Thursday, July 21, 2011

This World We Live In: A Review

This World We Live In is the last book in the Last Survivors series by Susan Beth Pfeffer.  It started with Life As We Knew It, and re-started with The Dead and the Gone.  This book takes the geographically separated starts (rural Pennsylvania, and  Manhattan) and brings the characters together in rural Pennsylvania one year into the disaster.  Volcanoes set off by tidal forces have cast a continuous gray pall over the land, and the world is slowly dying.



The obvious couple of Alex and Miranda meet.  While there is a bit of an attraction, it is sort of like the attraction of two head strong youths, who have had to take on adult responsibility quicker than expected, and with more life serious consequences.

The book is much less even in quality than the other two.  Too many developed characters with too little literary (and literal) space are brought together.  New characters are brought in.  Characters are winnowed out in rather abrupt arbitrary fashion.

On the plus side, this book continues the more mission driven theme of the second book.  Although there are attendant general survival issues, there are objectives that are trying to be accomplished.  Ferocious and bitter arguments over what these objectives.  While technically it meets some of the criteria, nobody would think this novel was a cosy.  In fact, when I (after writing most of this review) when and did my cosy (cozy) list, I made the first two novels a cozy, but not this one.  Ultimate survival is required for a cozy, and it is not clear at all that survival is going to occur.

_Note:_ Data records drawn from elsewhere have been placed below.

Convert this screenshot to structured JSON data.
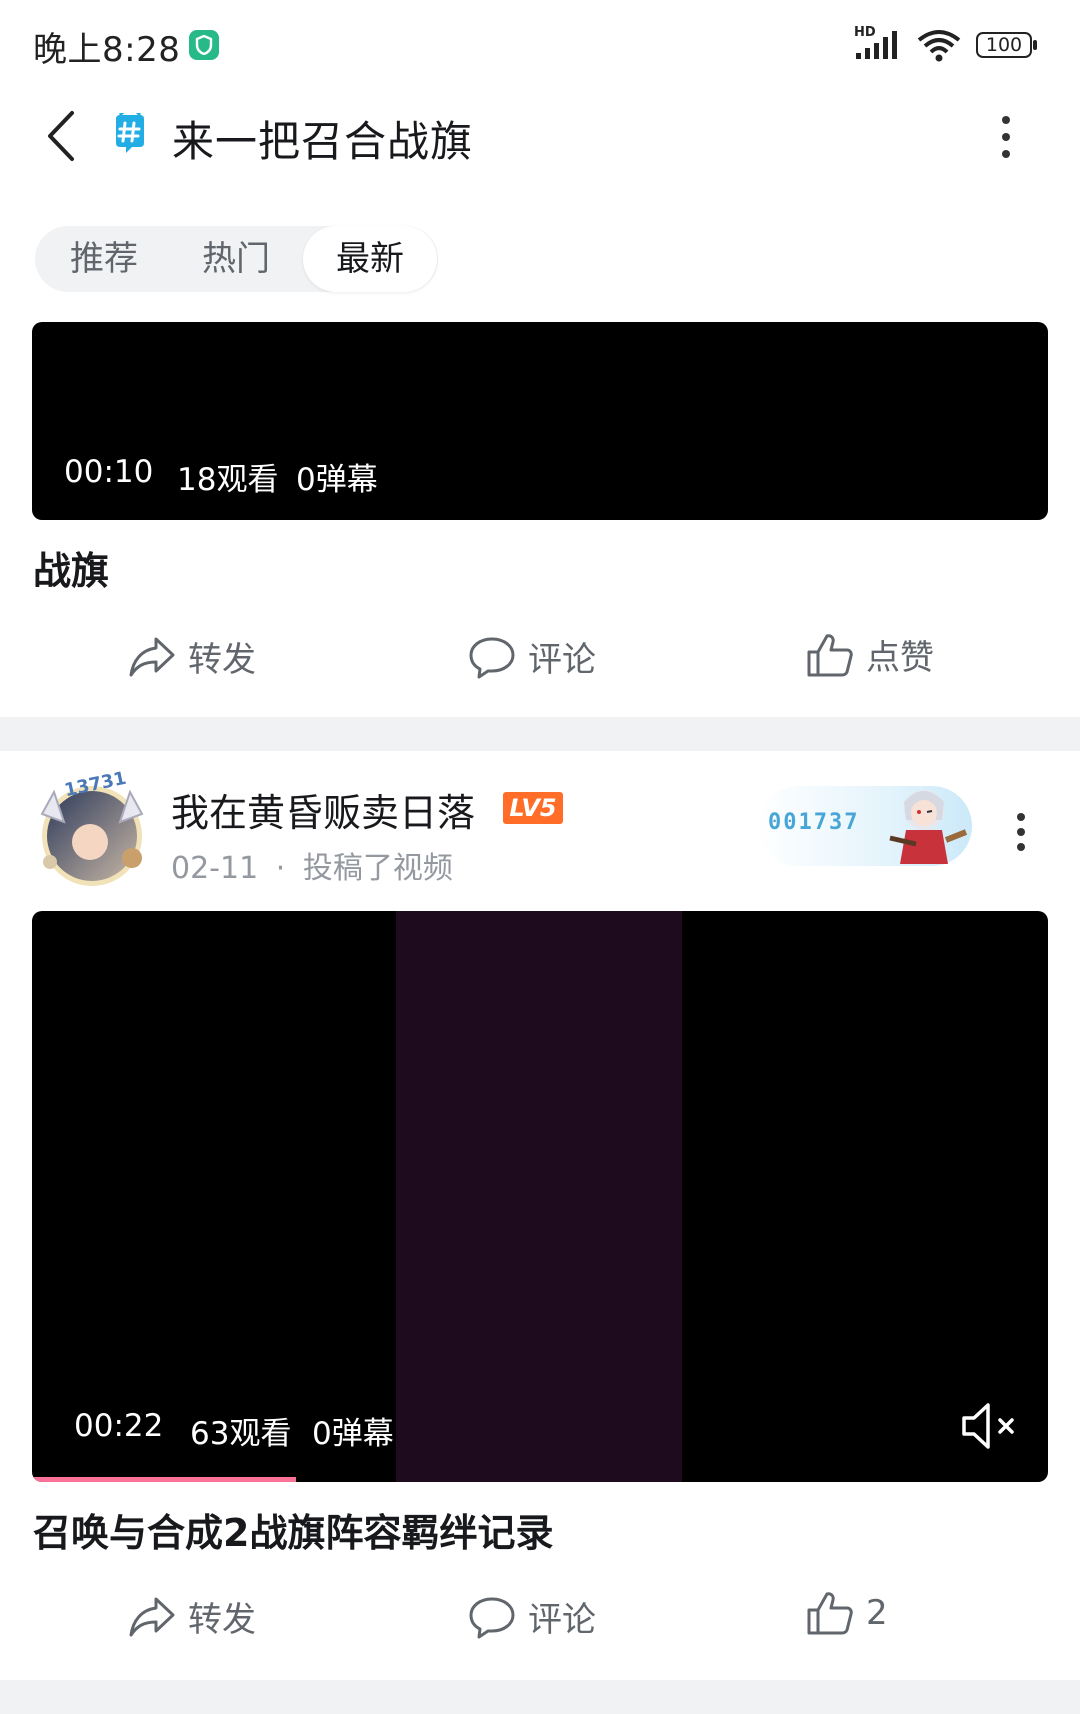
{
  "status_bar": {
    "time": "晚上8:28",
    "battery": "100",
    "network": "HD"
  },
  "header": {
    "title": "来一把召合战旗"
  },
  "tabs": [
    {
      "label": "推荐",
      "active": false
    },
    {
      "label": "热门",
      "active": false
    },
    {
      "label": "最新",
      "active": true
    }
  ],
  "posts": [
    {
      "video": {
        "duration": "00:10",
        "views": "18观看",
        "danmaku": "0弹幕"
      },
      "title": "战旗",
      "actions": {
        "share": "转发",
        "comment": "评论",
        "like": "点赞"
      }
    },
    {
      "author": {
        "name": "我在黄昏贩卖日落",
        "level": "LV5",
        "date": "02-11",
        "separator": "·",
        "action": "投稿了视频",
        "fan_number": "001737",
        "avatar_badge": "13731"
      },
      "video": {
        "duration": "00:22",
        "views": "63观看",
        "danmaku": "0弹幕",
        "progress": 0.26,
        "muted": true
      },
      "title": "召唤与合成2战旗阵容羁绊记录",
      "actions": {
        "share": "转发",
        "comment": "评论",
        "like": "2"
      }
    }
  ],
  "colors": {
    "accent_pink": "#fb7299",
    "level_orange": "#ff6d28",
    "topic_blue": "#23ade5",
    "divider": "#f1f2f3"
  }
}
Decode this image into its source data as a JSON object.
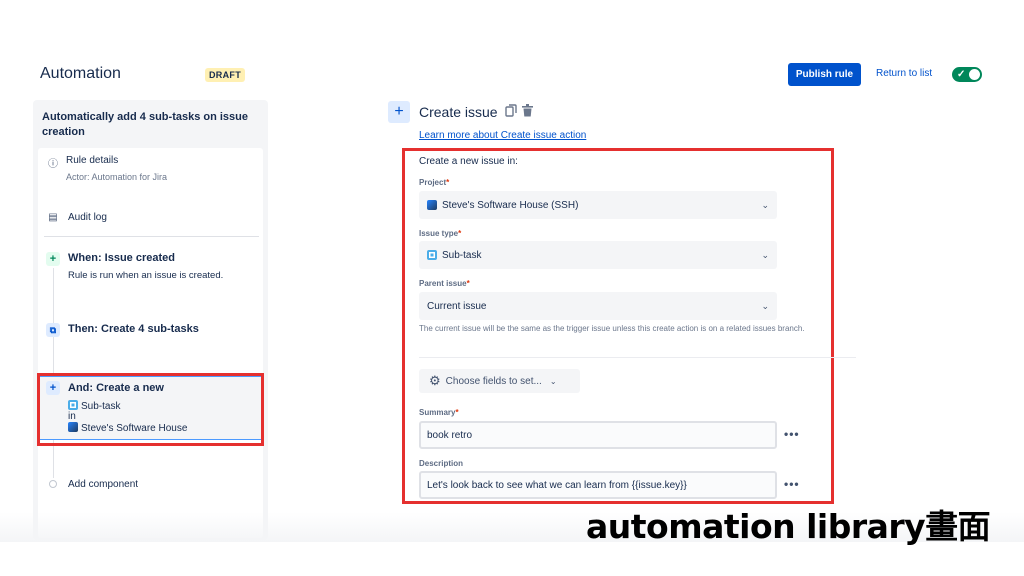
{
  "header": {
    "title": "Automation",
    "badge": "DRAFT",
    "publish_label": "Publish rule",
    "return_label": "Return to list",
    "enabled": true,
    "toggle_check": "✓"
  },
  "sidebar": {
    "rule_name": "Automatically add 4 sub-tasks on issue creation",
    "rule_details": {
      "label": "Rule details",
      "actor": "Actor: Automation for Jira"
    },
    "audit_log": "Audit log",
    "when": {
      "title": "When: Issue created",
      "desc": "Rule is run when an issue is created."
    },
    "then": {
      "title": "Then: Create 4 sub-tasks"
    },
    "and": {
      "title": "And: Create a new",
      "issue_type": "Sub-task",
      "in": "in",
      "project": "Steve's Software House"
    },
    "add_component": "Add component"
  },
  "editor": {
    "title": "Create issue",
    "learn_more": "Learn more about Create issue action",
    "create_in": "Create a new issue in:",
    "project_label": "Project",
    "project_value": "Steve's Software House (SSH)",
    "issue_type_label": "Issue type",
    "issue_type_value": "Sub-task",
    "parent_label": "Parent issue",
    "parent_value": "Current issue",
    "helper": "The current issue will be the same as the trigger issue unless this create action is on a related issues branch.",
    "choose_fields": "Choose fields to set...",
    "summary_label": "Summary",
    "summary_value": "book retro",
    "description_label": "Description",
    "description_value": "Let's look back to see what we can learn from {{issue.key}}",
    "required_mark": "*",
    "more": "•••"
  },
  "caption": "automation library畫面",
  "colors": {
    "brand": "#0052cc",
    "highlight": "#e5302f",
    "toggle_on": "#00875a"
  },
  "icons": [
    "info-icon",
    "audit-log-icon",
    "plus-icon",
    "subtasks-icon",
    "subtask-icon",
    "project-icon",
    "copy-icon",
    "trash-icon",
    "gear-icon",
    "chevron-down-icon",
    "more-icon"
  ]
}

The ending is very rushed.  Again there are too many developed characters to give proper attention to, and the very rapid ending exacerbates the problem with the final conclusion only takes up a very few pages.    To my mind, the penultimate scene is not the finale, but the scene prior to it.  Alex is trying to find a safe place for his younger sister Julia, and this brings about some very stark revelatory scenes.  If there had been a way to end, with a version of this scene, I think it would have been a stronger ending.